Newsletter

O CEO que estourou 65 cartões de crédito e transformou o risco em US$ 1 bilhão

A abertura de capital da UltraGreen.ai rendeu à família Sajwan uma fatia avaliada em US$ 1,2 bilhão após IPO

Por
Publicidade

No início de sua carreira no Vale do Silício, Ravinder Sajwan estourava o limite mensal de US$ 3.000 do cartão de crédito a cada dois dias enquanto se virava para tocar uma série de startups de tecnologia.

“Não tínhamos dinheiro”, disse Sajwan, ao falar de suas primeiras tentativas de construir negócios nos anos 1990. “Eu ligava para a administradora do cartão e dizia: ‘Sinto muito, acho que fiz besteira’, e então conseguia mais cartões. Em certo momento, eu tinha 65 cartões de crédito fazendo exatamente isso.”

Com a abertura de capital, no mês passado, da UltraGreen.ai em Singapura — empresa que vende um corante fluorescente usado em imagens cirúrgicas —, o diretor-presidente acertou em cheio.

A oferta pública inicial de US$ 400 milhões, a maior abertura de capital primária da cidade-Estado em oito anos fora do setor imobiliário, garantiu à família Sajwan uma participação avaliada em US$ 1,2 bilhão por meio da Renew Group, segundo documentos analisados pela primeira vez pelo Bloomberg Billionaires Index. A Renew detém uma participação majoritária de mais de 60% na UltraGreen.

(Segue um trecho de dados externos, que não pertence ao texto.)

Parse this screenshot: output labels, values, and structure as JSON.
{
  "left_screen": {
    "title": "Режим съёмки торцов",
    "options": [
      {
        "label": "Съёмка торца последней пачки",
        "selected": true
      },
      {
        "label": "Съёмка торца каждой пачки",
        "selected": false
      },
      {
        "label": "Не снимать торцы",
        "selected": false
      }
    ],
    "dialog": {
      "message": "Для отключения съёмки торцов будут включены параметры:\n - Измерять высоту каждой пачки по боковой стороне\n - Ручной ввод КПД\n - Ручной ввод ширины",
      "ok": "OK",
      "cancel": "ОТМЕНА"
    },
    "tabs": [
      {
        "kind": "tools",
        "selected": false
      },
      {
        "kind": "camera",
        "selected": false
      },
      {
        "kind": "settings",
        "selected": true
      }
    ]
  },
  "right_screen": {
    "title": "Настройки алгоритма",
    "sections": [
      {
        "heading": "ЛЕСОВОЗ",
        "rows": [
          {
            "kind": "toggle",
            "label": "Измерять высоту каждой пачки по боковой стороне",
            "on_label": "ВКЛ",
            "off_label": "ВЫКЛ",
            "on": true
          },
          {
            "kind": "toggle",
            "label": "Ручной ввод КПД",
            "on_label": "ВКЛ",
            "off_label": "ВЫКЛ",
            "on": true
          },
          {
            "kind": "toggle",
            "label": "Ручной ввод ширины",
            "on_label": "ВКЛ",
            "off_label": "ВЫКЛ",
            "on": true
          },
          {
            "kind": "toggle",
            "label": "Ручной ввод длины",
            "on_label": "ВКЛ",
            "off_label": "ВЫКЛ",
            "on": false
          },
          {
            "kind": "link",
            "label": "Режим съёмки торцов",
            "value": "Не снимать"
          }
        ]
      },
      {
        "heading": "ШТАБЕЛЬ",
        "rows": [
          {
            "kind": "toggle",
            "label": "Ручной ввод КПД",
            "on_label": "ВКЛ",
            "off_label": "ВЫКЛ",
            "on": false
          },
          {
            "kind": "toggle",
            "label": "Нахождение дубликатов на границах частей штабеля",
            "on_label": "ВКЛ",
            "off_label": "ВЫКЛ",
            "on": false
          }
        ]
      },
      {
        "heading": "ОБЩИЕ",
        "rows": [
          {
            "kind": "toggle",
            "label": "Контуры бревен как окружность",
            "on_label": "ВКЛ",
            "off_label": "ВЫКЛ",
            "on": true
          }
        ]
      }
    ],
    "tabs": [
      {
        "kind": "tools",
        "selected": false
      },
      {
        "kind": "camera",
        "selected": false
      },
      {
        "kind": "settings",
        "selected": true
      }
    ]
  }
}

Embora Sajwan comande a empresa, ele não possui participação direta nela, de acordo com os registros. Em vez disso, sua irmã, Indu Rawat, e o marido dela, Mahipal Singh Rawat, são os beneficiários finais da fortuna por meio de uma entidade pouco conhecida chamada The Saul Trust, mostram os documentos. Essa entidade investe globalmente em diversos ativos por meio da Renew, sediada em Singapura, da qual Sajwan é CEO.

Indu e Mahipal administram um mosteiro hindu, ou ashram, na Índia chamado Hanslok, fundado pelo pai de Mahipal. Entidades ligadas ao casal têm endereços registrados em Singapura, assim como Indu, que possui status de residente permanente na cidade-Estado, segundo os documentos. Indu e Mahipal não responderam aos pedidos de comentário enviados por escrito.

Nicho lucrativo

O corante da UltraGreen, combinado com uma câmera portátil, permite que cirurgiões observem o fluxo sanguíneo em seus pacientes. Esse componente de nicho, mas crucial para cirurgias, era dominado por empresas como a americana Stryker, sediada em Michigan, e a japonesa Daiichi Sankyo antes da ascensão da UltraGreen.

Cerca de uma década atrás, Sajwan comprou uma empresa que produzia o corante na Alemanha para outro investimento na área de saúde, mas a companhia não conseguiu obter aprovações regulatórias — um desafio comum para empresas que competem no mercado de corantes fluorescentes. Ele então decidiu mudar de estratégia, montando um produto separado por meio de investimentos, aquisições ou parcerias com distribuidores desses corantes, além de plataformas que agregam dados e desenvolvem software.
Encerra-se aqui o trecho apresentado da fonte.